Supporters of the Initiative argued that it would force university and student institutions to be more efficient and more responsible with their budgets. Supporters also argued that allowing students to opt-out of non-tuition fees would make education more affordable and that students should not be forced to pay for services that they do not use. The policy received support among some campus free speech groups, notably the University of Ottawa Students for Free Speech club, who had lobbied the government to implement the policy in a meeting in August 2018. One member of this club brought an Anti-SLAPP motion against another uOttawa student for criticizing the Initiative and the Students for Free Speech club.

In a fundraising letter to Progressive Conservative Party supporters in mid-February 2019, Ford defended the Initiative, stating that students were being forced into joining unions against their will and that "I think we all know what kind of crazy Marxist nonsense student unions get up to. So, we fixed that."

== Impacts on student groups ==

=== Student governments ===
Several student governments in Ontario were forced to make a number of cuts. The Alma Mater Society of Queen's University reduced a number of paid positions to volunteer positions, placed the Queen’s Model Parliament under probation, and announced that it was reconsidering its membership of the Ontario Undergraduate Student Alliance. At Laurentian University, the Students' General Association predicted a 40% cut to the operations budget and stated that they would be unable to continue supporting clubs financially.

In some cases, the Initiative led to an increase in cost incurred by students, as campus groups had to raise prices in order to minimise losses from opt-outs. At Laurentian University, for instance, the fee for Welcome Week activities increased from 20$ to 115$. Critics of the policy also argued that targeting student union fees would fail to make university more affordable, as those fees were usually relatively small compared to tuition and student residence fees.

=== Student journalism ===
The Initiative received particular criticism from student journalism, as student newspapers and radios were considered non-essential and hence faced potentially significant budget cuts. At Ryerson University, the student paper The Eyeopener faced an opt-out rate of over 55% of students.

Considering that local journalism as a whole was experiencing a period of significant decline in Canada, concerns were raised about the effect the Initiative would have on the freedom of the press, accountability and transparency in universities, and on the future of journalism. Concerns were also raised about newspapers in minority languages, such as the French-language La Rotonde at the University of Ottawa.

Some critics also noted that student newspaper were often the only major source of coverage for events at universities, despite universities playing major roles in the economies and cultures of Ontario. The Canadian University Press released a statement opposing the Initiative, noting that "it will be up to the institutions to decide if the very media that covers them is essential."

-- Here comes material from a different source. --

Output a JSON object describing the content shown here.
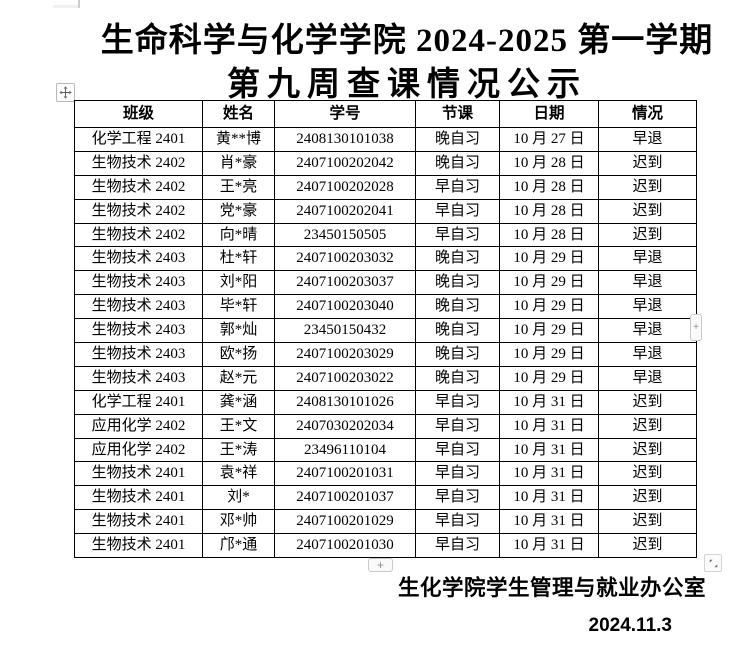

During August and September 2019, student newspapers and radios across the province ran campaigns to try and convince students not to opt-out, with many predicting as much as a 50% reduction in budget, especially as they would have to relaunch the campaigns all over again come the winter semester. Some newspapers announced changes to their publications, with some stopping the printing of physical copies, some reducing the frequency of publication, and others shifting to a podcast/newsletter format.

In October 2019, a number of student newspaper published an editorial in the Toronto Star decrying the cuts, stating that: "Without a free and healthy student press, students across the province lack a platform to share the stories that make our campuses such vibrant places to learn and grow. If the student press slows to a standstill, thousands of voices of a wide and diverse range will be silenced, and the ideas and arguments that grow from our work might never come to life in the first place."